/tankgo

TankGo is a stream processing library client for Tank written in Go.

Primary LanguageGoMIT LicenseMIT

TankGo

GitHub Workflow Status GitHub release (latest SemVer) GitHub Go Reference

image

Overview

TankGo is a stream processing library client for Tank written in Go. The project is still under development and until the latest release, some features like publishing messages are still missing. Currently only consuming from Tank server is supported. You can find more details regarding a high overview of the Tank protocol here. Also for more details regarding the Tank encoding scheme, which is the same that TankGo client follows refer to this document.

Basics on how to use TankGo client.

The basic struct your program will need to use in order to start communicating with Tank server is the TankSubscriber. And the high-level API that this structs implements can be found here.

type Subscriber interface {
	Connect(ctx context.Context, broker string, connectTimeout time.Duration, bufsize int) error
	Subscribe(r *message.ConsumeRequest, maxConcurrentReads int) (<-chan message.Log, <-chan error)
	Reset(ctx context.Context) error
	GetTopicsHighWaterMark(r *message.ConsumeRequest) (map[string]uint64, error)
	Ping() error
	Close() error
}

Connecting with Tank

In order to connect with Tank you should just create a new TankSubscriber and call its Connect method like this example.

s := &TankSubscriber{}
err := s.Connect(ctx, "ip:port", DefaultConTimeout, DefaultBufSize)

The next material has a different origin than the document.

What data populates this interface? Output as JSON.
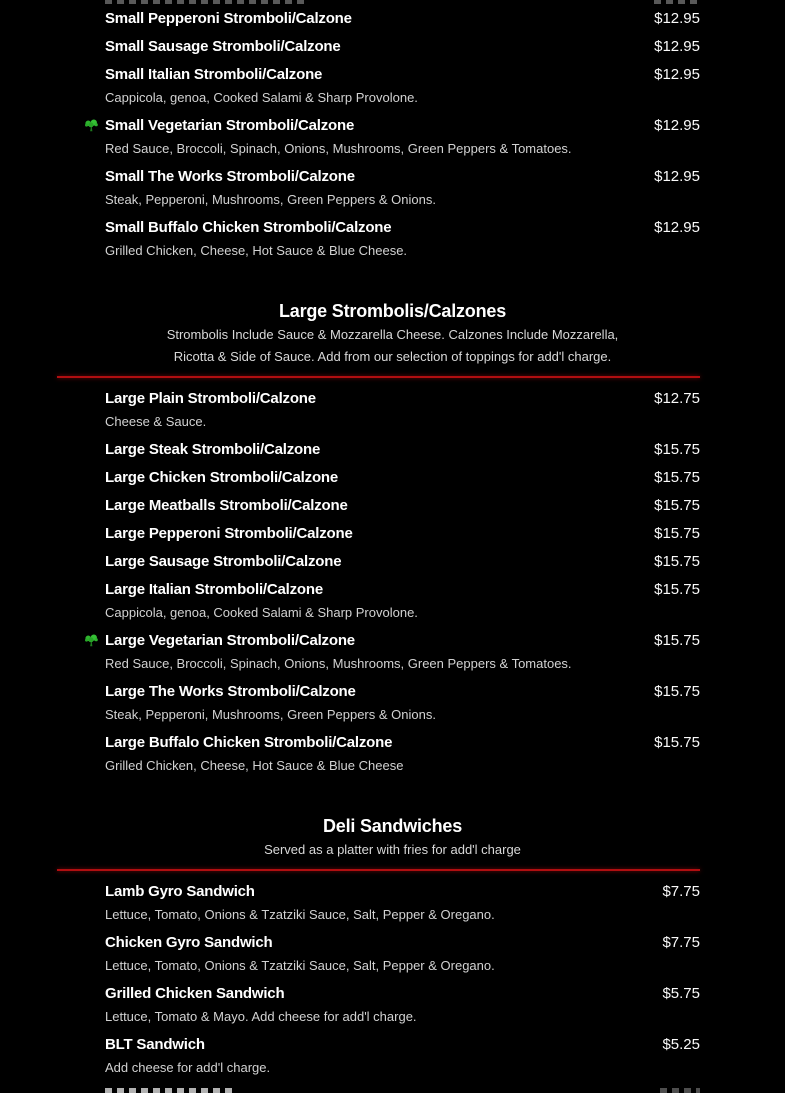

Connect method uses a context as its first argument that is used if you need to handle the cancel of the initial underlying TCP connection with the Tank broker before connectTimeout.

The connectTimeout argument sets how long the Connection should try to establish the underlying TCP connection before returning an error.

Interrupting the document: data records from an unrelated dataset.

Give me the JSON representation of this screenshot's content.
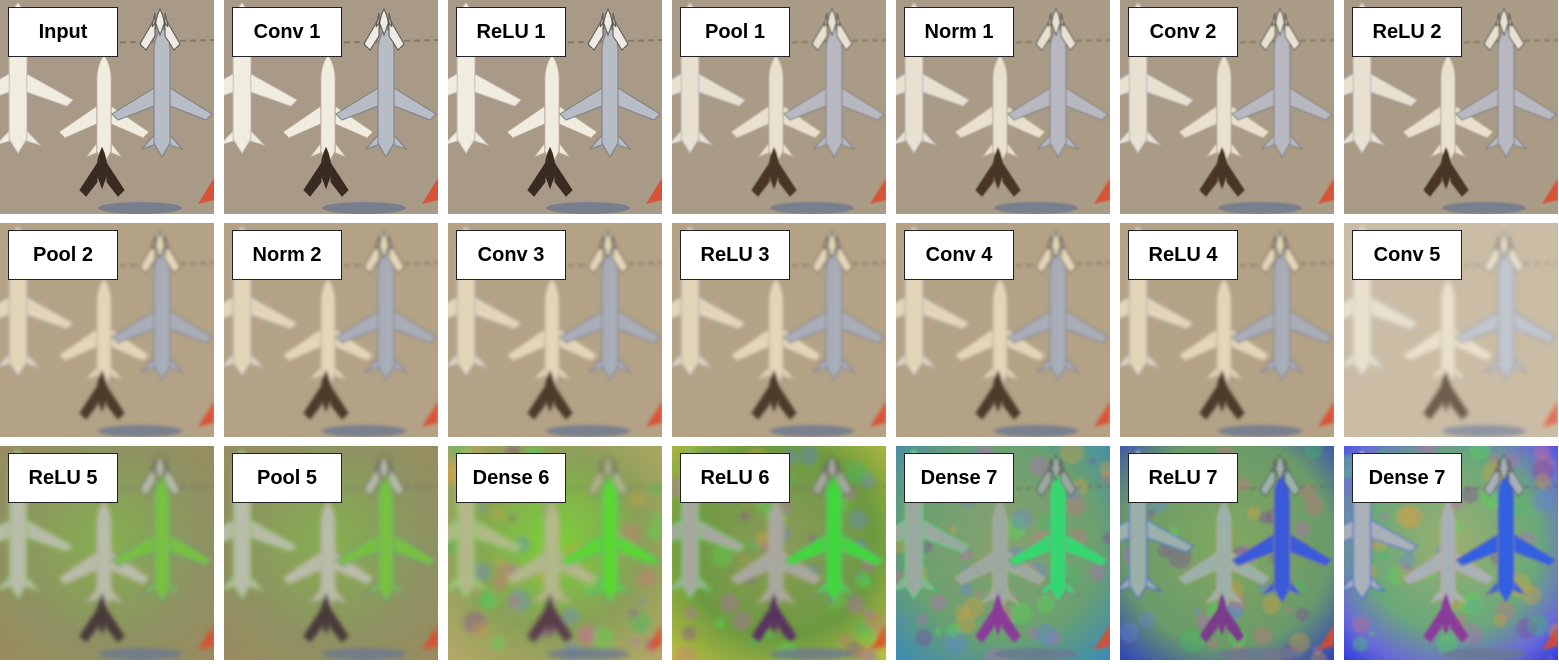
{
  "tiles": [
    {
      "label": "Input",
      "style": "photo"
    },
    {
      "label": "Conv 1",
      "style": "photo"
    },
    {
      "label": "ReLU 1",
      "style": "photo"
    },
    {
      "label": "Pool 1",
      "style": "early"
    },
    {
      "label": "Norm 1",
      "style": "early"
    },
    {
      "label": "Conv 2",
      "style": "early"
    },
    {
      "label": "ReLU 2",
      "style": "early"
    },
    {
      "label": "Pool 2",
      "style": "mid"
    },
    {
      "label": "Norm 2",
      "style": "mid"
    },
    {
      "label": "Conv 3",
      "style": "mid"
    },
    {
      "label": "ReLU 3",
      "style": "mid"
    },
    {
      "label": "Conv 4",
      "style": "mid"
    },
    {
      "label": "ReLU 4",
      "style": "mid"
    },
    {
      "label": "Conv 5",
      "style": "mid-faded"
    },
    {
      "label": "ReLU 5",
      "style": "green"
    },
    {
      "label": "Pool 5",
      "style": "green"
    },
    {
      "label": "Dense 6",
      "style": "green-bright"
    },
    {
      "label": "ReLU 6",
      "style": "noisy"
    },
    {
      "label": "Dense 7",
      "style": "abstract"
    },
    {
      "label": "ReLU 7",
      "style": "abstract-blue"
    },
    {
      "label": "Dense 7",
      "style": "abstract-rainbow"
    }
  ]
}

The last argument bufsize sets the size of the internal read buffer.

Consuming messages

On a successful connection and in order to start consuming messages from Tank you can now construct a new consume request described here. The previous document describes in detail what kind of values the consume request can have and how to use them in some special cases.

The respective TankGo struct is the ConsumeRequest struct which can be found here. An example of a new consume request is:

req := message.ConsumeRequest{
		ClientVersion: 1,
		RequestID:     1,
		Client:        "my_go_client",
		MaxWaitMS:     0,
		MinBytes:      0,
		Topics: []message.FetchRequestTopic{
			{
				Name: "test_topic",
				Partitions: []message.FetchRequestTopicPartition{
					{
						PartitionID:       0,
						ABSSequenceNumber: 1,
						FetchSize:         1024,
					},
				},
			},
		},
	}

your program should always call Ping() method and on succes call the Subscribe(r *message.ConsumeRequest, maxConcurrentReads int) (<-chan message.Log, <-chan error) method like this:

err := s.Ping()
// Check err here and on success continue.
messages, errChan := s.Subscribe(&req, 100)

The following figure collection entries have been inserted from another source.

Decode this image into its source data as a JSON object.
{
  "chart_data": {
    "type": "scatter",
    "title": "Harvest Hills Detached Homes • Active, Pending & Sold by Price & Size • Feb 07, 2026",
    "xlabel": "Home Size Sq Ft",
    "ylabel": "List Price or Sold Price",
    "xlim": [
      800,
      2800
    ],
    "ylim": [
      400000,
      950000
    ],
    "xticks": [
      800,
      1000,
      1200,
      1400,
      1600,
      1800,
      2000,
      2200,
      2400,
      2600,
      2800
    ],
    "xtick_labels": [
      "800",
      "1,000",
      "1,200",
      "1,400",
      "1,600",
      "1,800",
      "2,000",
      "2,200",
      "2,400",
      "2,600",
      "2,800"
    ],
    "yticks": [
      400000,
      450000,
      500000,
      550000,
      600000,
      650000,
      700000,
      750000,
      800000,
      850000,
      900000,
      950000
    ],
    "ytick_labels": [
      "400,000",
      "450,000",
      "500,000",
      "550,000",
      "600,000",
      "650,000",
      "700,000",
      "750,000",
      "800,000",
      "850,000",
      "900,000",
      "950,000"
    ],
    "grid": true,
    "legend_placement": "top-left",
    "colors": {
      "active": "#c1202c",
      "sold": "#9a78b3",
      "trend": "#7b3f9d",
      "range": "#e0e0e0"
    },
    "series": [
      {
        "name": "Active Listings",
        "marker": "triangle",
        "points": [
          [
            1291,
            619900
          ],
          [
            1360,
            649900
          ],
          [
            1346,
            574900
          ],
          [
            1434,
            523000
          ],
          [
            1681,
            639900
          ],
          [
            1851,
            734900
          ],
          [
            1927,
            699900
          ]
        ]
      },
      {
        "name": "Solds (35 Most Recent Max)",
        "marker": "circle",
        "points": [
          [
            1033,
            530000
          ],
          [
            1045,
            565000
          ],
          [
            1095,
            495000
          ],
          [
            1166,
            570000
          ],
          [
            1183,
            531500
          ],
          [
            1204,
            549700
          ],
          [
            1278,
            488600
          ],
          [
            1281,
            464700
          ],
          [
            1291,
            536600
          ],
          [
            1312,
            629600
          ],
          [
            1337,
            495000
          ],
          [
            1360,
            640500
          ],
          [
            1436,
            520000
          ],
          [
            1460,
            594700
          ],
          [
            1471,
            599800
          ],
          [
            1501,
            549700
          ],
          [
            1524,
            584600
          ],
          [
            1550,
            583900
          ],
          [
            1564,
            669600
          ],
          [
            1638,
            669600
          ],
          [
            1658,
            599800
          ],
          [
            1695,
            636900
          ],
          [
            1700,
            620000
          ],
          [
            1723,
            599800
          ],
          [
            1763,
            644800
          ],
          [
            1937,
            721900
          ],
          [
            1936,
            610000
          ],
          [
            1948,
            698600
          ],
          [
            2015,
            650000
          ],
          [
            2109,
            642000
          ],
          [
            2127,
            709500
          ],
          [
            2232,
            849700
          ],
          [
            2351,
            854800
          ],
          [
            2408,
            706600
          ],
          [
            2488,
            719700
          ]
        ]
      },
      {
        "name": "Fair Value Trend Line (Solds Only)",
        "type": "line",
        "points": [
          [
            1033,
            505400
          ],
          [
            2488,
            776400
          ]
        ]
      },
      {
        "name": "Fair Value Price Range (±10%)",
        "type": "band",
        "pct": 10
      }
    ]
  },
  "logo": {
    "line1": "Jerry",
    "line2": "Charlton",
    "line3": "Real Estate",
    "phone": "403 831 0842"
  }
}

Where req is the consume request and maxConcurrentReads sets the size of the buffered size returned. Because TankGo is channel-based it is important your program should take into account all the pros and cons a channel-based approach can have. For example, if the consumer blocks frequently and the channel is full that means the TankGo client will not be able to push new messages and will eventually slow down reading from the underlying stream. So it is very important that your program should take that into account and try to never block the gorouting that consumes from the returned channel.

Another important thing to notice is that Subscribe returns also an error channel that should be also checked for errors if any. A good approach would be to range over the messages channel and when this is over check the error in the errChan. It will always have a value even if it is a nil one.

Important notes

  • Always call defer Close() to close the underlying connection with Tank.
  • On a successful consume request Tank server will start streaming all the available data specific for this request and it will expect to be consumed from the client. If the client exits early before consuming everything a new consume request to Tank will result to an error response.
  • To handle such cases the Reset(ctx context.Context) can be used.
  • The method GetTopicsHighWaterMark(r *message.ConsumeRequest) is a hacky way to get the sequence number of the latest committed of the specified topic/partition. Because it returns early without consuming all the responses from Tank a call to Reset is needed afterward.